There are also state laws that allow the child, at a certain age, usually around thirteen, to make their own decision about where they want to live and most often the child has the right to refuse visitation with a parent. Find out about your state law. Your teenage children may “opt out” of the visitation arrangement if their narcissistic parent is abusive. Some teenagers will “opt out” without the law giving them permission. They get busy with their lives and tell their parent “I’m not coming because….”
I only suggest moving out of the area if you are in financial straights and/or the narcissistic parent is truly abusive to the children. Some narcissistic parents can be “okay” parents. They may spoil them and do a lot of fun things with them. Although you may fear the children would rather be with their Disneyland parent then you, it is not the best reason to move, especially if the children want to spend time with their “other parent.” The best you can do in a situation like this is to keep a stable, loving and nurturing home. Children are known to migrate to the most stable parent, both emotionally and financially. So work on being that stable parent.
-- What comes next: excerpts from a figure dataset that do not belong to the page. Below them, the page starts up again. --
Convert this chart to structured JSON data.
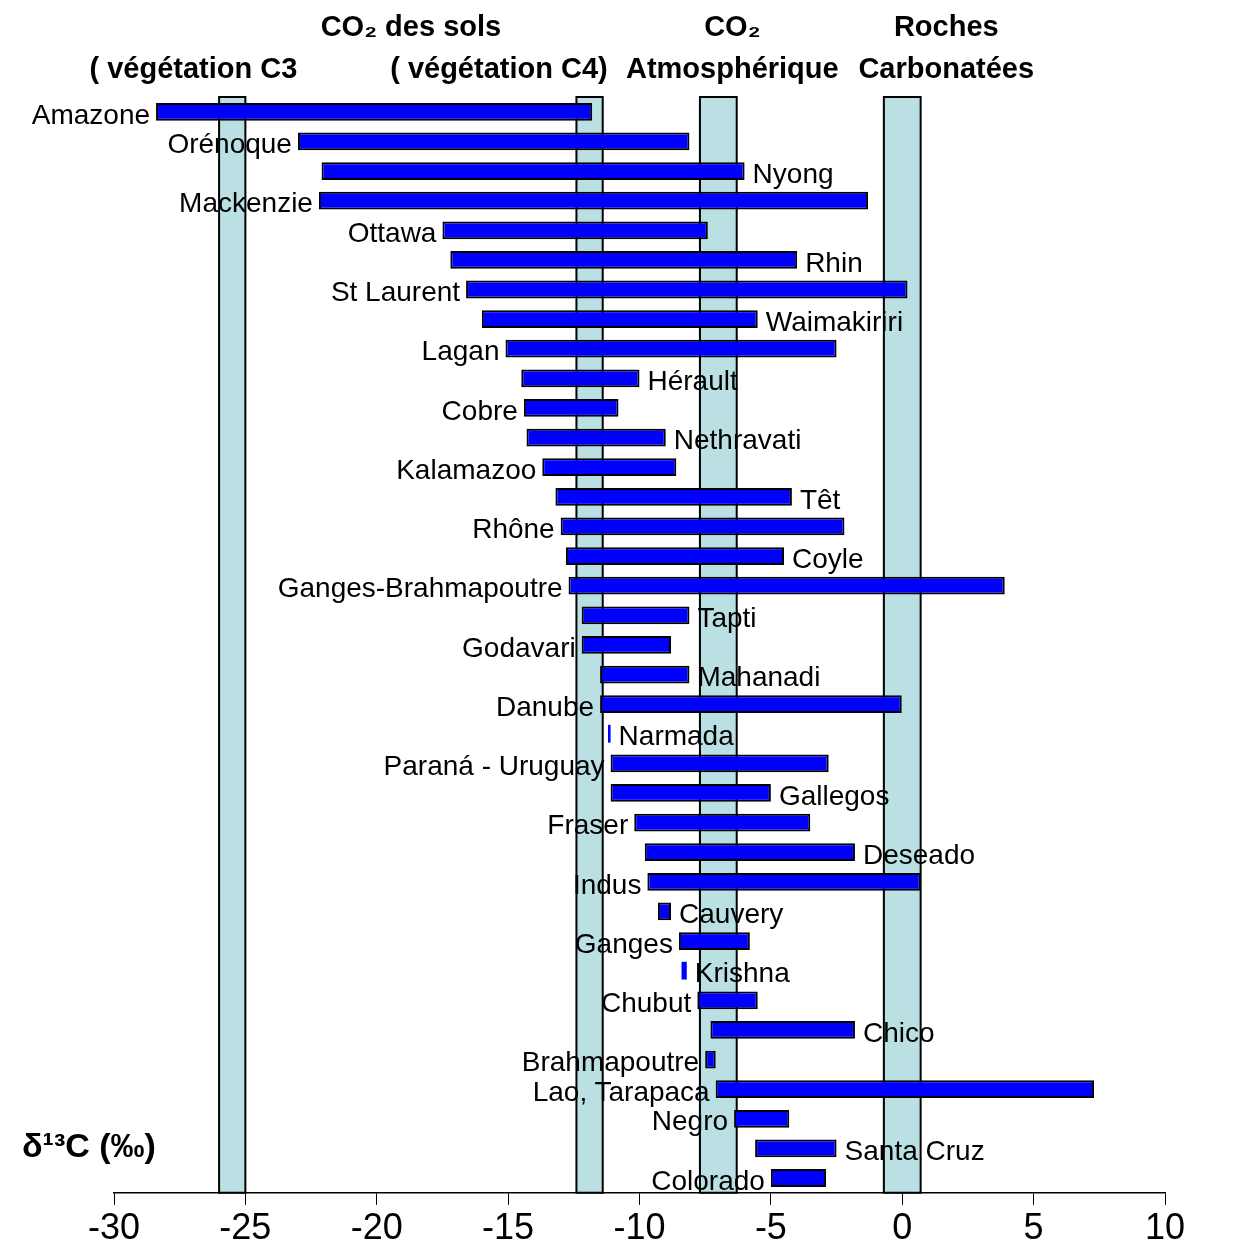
{
  "chart_data": {
    "type": "bar",
    "orientation": "horizontal",
    "xlabel": "δ¹³C (‰)",
    "categories": [
      "Amazone",
      "Orénoque",
      "Nyong",
      "Mackenzie",
      "Ottawa",
      "Rhin",
      "St Laurent",
      "Waimakiriri",
      "Lagan",
      "Hérault",
      "Cobre",
      "Nethravati",
      "Kalamazoo",
      "Têt",
      "Rhône",
      "Coyle",
      "Ganges-Brahmapoutre",
      "Tapti",
      "Godavari",
      "Mahanadi",
      "Danube",
      "Narmada",
      "Paraná - Uruguay",
      "Gallegos",
      "Fraser",
      "Deseado",
      "Indus",
      "Cauvery",
      "Ganges",
      "Krishna",
      "Chubut",
      "Chico",
      "Brahmapoutre",
      "Lao, Tarapaca",
      "Negro",
      "Santa Cruz",
      "Colorado"
    ],
    "base": [
      -28.4,
      -23.0,
      -22.1,
      -22.2,
      -17.5,
      -17.2,
      -16.6,
      -16.0,
      -15.1,
      -14.5,
      -14.4,
      -14.3,
      -13.7,
      -13.2,
      -13.0,
      -12.8,
      -12.7,
      -12.2,
      -12.2,
      -11.5,
      -11.5,
      -11.2,
      -11.1,
      -11.1,
      -10.2,
      -9.8,
      -9.7,
      -9.3,
      -8.5,
      -8.4,
      -7.8,
      -7.3,
      -7.5,
      -7.1,
      -6.4,
      -5.6,
      -5.0
    ],
    "values": [
      16.6,
      14.9,
      16.1,
      20.9,
      10.1,
      13.2,
      16.8,
      10.5,
      12.6,
      4.5,
      3.6,
      5.3,
      5.1,
      9.0,
      10.8,
      8.3,
      16.6,
      4.1,
      3.4,
      3.4,
      11.5,
      0.1,
      8.3,
      6.1,
      6.7,
      8.0,
      10.4,
      0.5,
      2.7,
      0.2,
      2.3,
      5.5,
      0.4,
      14.4,
      2.1,
      3.1,
      2.1
    ],
    "color": "#0000ff",
    "xlim": [
      -30,
      10
    ],
    "xticks": [
      -30,
      -25,
      -20,
      -15,
      -10,
      -5,
      0,
      5,
      10
    ],
    "bands": [
      {
        "axis": "x",
        "from": -26.0,
        "to": -25.0,
        "label": "( végétation C3",
        "color": "#bbe0e3"
      },
      {
        "axis": "x",
        "from": -12.4,
        "to": -11.4,
        "label": "( végétation C4)",
        "color": "#bbe0e3"
      },
      {
        "axis": "x",
        "from": -7.7,
        "to": -6.3,
        "label": "CO₂ Atmosphérique",
        "color": "#bbe0e3"
      },
      {
        "axis": "x",
        "from": -0.7,
        "to": 0.7,
        "label": "Roches Carbonatées",
        "color": "#bbe0e3"
      }
    ],
    "annotations": [
      "CO₂ des sols"
    ],
    "tick_labels": "x",
    "grid": false,
    "legend": false
  }
}
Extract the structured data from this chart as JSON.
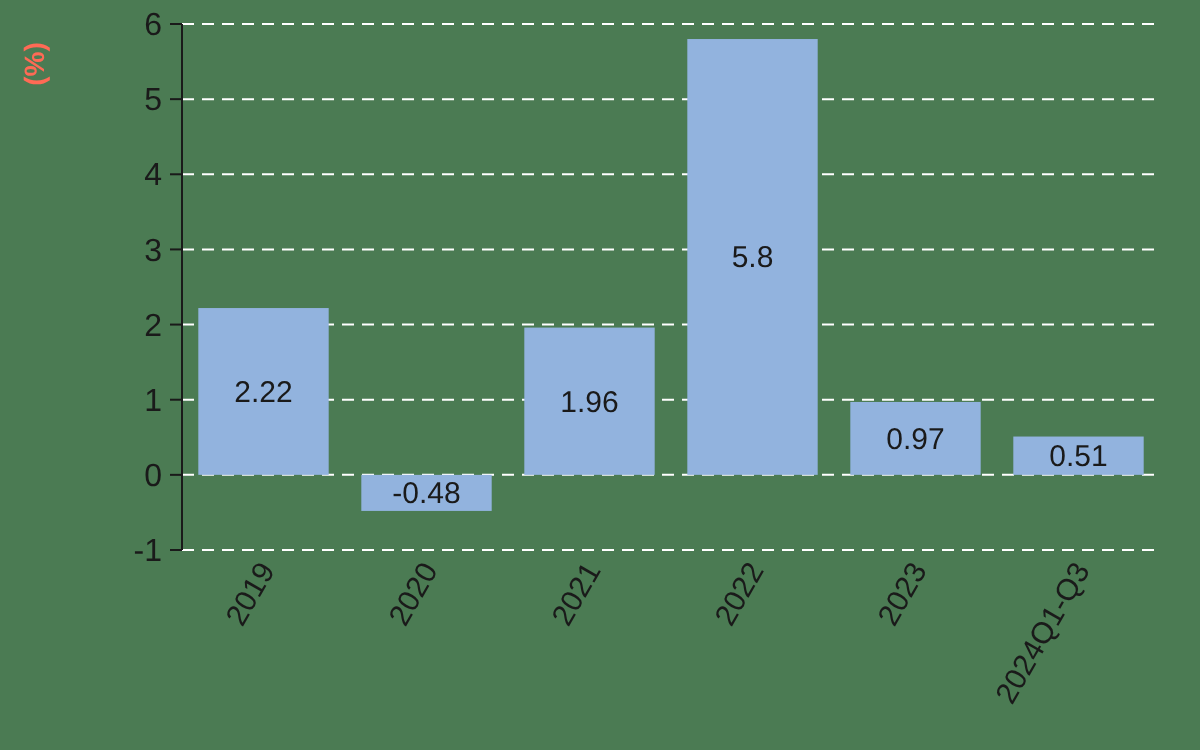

You can never go back and “not have children” with the narcissist, so it won’t do you any good to waste your energy wishing things were different. It is better to spend your energy trying to make the most of a bad situation. Nurture yourself, develop your inner strength, develop your ability to support your family, and be that loving, nurturing presence for your children. Get support! Don’t feel you have to do this alone.
Remember the burden of healthy parenting falls on your shoulders. Learn everything you can about how to be a healthy parent and keep working on your own health and emotional well-being. This is the most important thing you can do for your family.